La meilleure cote cette année se trouve en tout cas au Cerro Largo FC, club de l'intérieur, qui domine toujours le classement annuel à seulement quatorze journées de la fin. Même si le club n'est pas champion, cette place veut dire maintien assuré cette année et aussi, sans doute, l'année prochaine, et participation à une coupe continentale, avec dix-huit points d'avance sur Danubio, neuvième et premier non-qualifié pour la Sudamericana. L'équipe est composée cette année d'un savant mélange de bons joueurs du championnat uruguayen (Yefferson Quintana, Washington Aguerre (ex-Peñarol), Jonathan Dos Santos (ex-Danubio)) et quelques bons joueurs provenant de Boca Juniors (Mauro Luna, Tomas Fernández, Lucas Arzamendia). Pourquoi Boca ? Car les deux clubs ont mis en place un « partenariat » en début d'année, le club argentin envoyant à Melo ses jeunes joueurs ne s'étant pas imposés dans son équipe première. Objectif : donner du temps de jeu. Et ça marche, puisque des joueurs comme Mauro Luna Diale ont montré lors des six derniers mois de très bonnes choses. Il faudra voir sur le long terme si cela fonctionne, avec la rotation des joueurs que cela implique.

Il existe un troisième type de joueurs à Cerro Largo, ne venant ni du championnat, ni de Boca. Bruno Téliz par exemple, le capitaine, courant partout au milieu de terrain pour équilibrer l'équipe dans le système de Danielo Nuñez. Il a été formé par Wanderers, avant de faire quelques clubs de seconde division et d'arrêter le football professionnel pour devenir éducateur auprès du ministère des affaires sociales. Il travaillait alors à Montevideo, mais retournait le week-end jouer en coupe OFI (clubs de l'intérieur) pour la sélection de Treinta y Tres, son département au nord-est du pays, retrouvant ainsi le plaisir de jouer au football. Un jour de clásico, entre la sélection de Treinta y Tres et celle de Cerro Largo (mais OFI, donc n'étant pas celle du club professionnel), il est repéré par le président de Cerro Largo FC et signe donc un nouveau contrat professionnel, en deuxième division. En deux saisons, il s'impose, au point de prendre le capitanat quand Carlos Bueno se blesse à mi-saison l'année dernière. Le club termine champion de la B, et monte donc au plus haut niveau. Téliz continue d'y être capitaine, et de dominer le milieu de terrain, avec son maillot floqué du numéro de son ancienne équipe amateur, 33, Treinta y Tres.

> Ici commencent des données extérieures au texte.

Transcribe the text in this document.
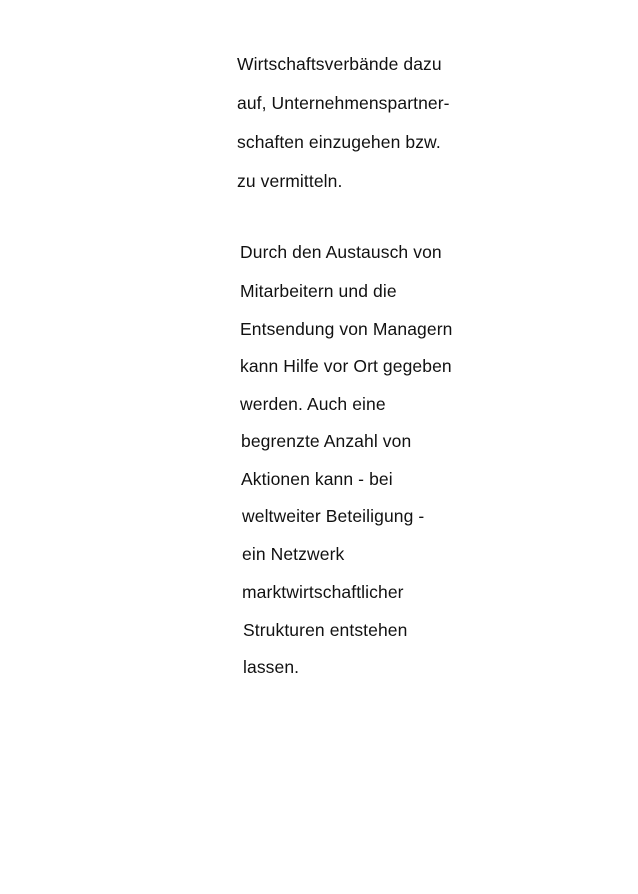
Wirtschaftsverbände dazu

auf, Unternehmenspartner-

schaften einzugehen bzw.

zu vermitteln.

Durch den Austausch von

Mitarbeitern und die

Entsendung von Managern

kann Hilfe vor Ort gegeben

werden. Auch eine

begrenzte Anzahl von

Aktionen kann - bei

weltweiter Beteiligung -

ein Netzwerk

marktwirtschaftlicher

Strukturen entstehen

lassen.
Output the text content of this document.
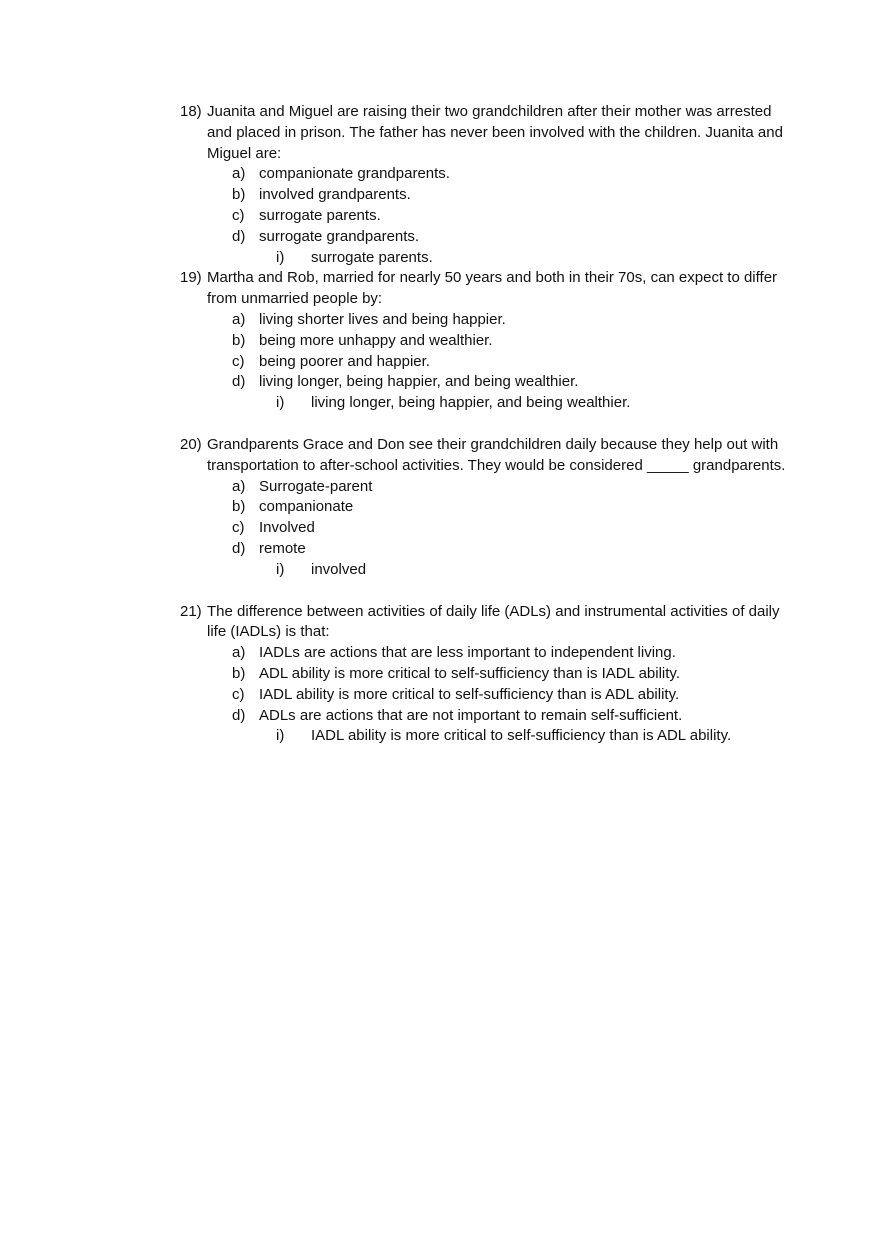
18) Juanita and Miguel are raising their two grandchildren after their mother was arrested and placed in prison. The father has never been involved with the children. Juanita and Miguel are:
a) companionate grandparents.
b) involved grandparents.
c) surrogate parents.
d) surrogate grandparents.
i) surrogate parents.
19) Martha and Rob, married for nearly 50 years and both in their 70s, can expect to differ from unmarried people by:
a) living shorter lives and being happier.
b) being more unhappy and wealthier.
c) being poorer and happier.
d) living longer, being happier, and being wealthier.
i) living longer, being happier, and being wealthier.
20) Grandparents Grace and Don see their grandchildren daily because they help out with transportation to after-school activities. They would be considered _____ grandparents.
a) Surrogate-parent
b) companionate
c) Involved
d) remote
i) involved
21) The difference between activities of daily life (ADLs) and instrumental activities of daily life (IADLs) is that:
a) IADLs are actions that are less important to independent living.
b) ADL ability is more critical to self-sufficiency than is IADL ability.
c) IADL ability is more critical to self-sufficiency than is ADL ability.
d) ADLs are actions that are not important to remain self-sufficient.
i) IADL ability is more critical to self-sufficiency than is ADL ability.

Voilà pour la présentation de la majorité des joueurs du club. Cerro Largo se déplaçait hier sur le terrain de Danubio, un Danubio en pleine crise avec de mauvais résultats depuis le début de saison, le départ de Tomas Chacón aux USA, et hier l'absence de Carlos Grossmüller suspendu. Danubio a montré toutes ses carences hier en dominant la possession mais en étant incapable de construire quoi que ce soit avec la balle, dans les quarante derniers mètres adverses. Au contraire, Cerro Largo a été létal, avec un premier but en contre d'Adolfo Lima, avant d'être imité en seconde période par un deuxième but en profondeur de Jonathan Dos Santos. À chaque fois, la différence vient de la passe au milieu, qui décale parfaitement l'attaquant entre les défenseurs de Danubio. Au final, sans prendre trop de risque derrière, Cerro Largo a dominé le match, malgré la réduction de l’écart en toute fin de match de Santiago Mederos. Trois nouveaux points qui rapprochent de quelque chose que l'on ne peut pas encore imaginer.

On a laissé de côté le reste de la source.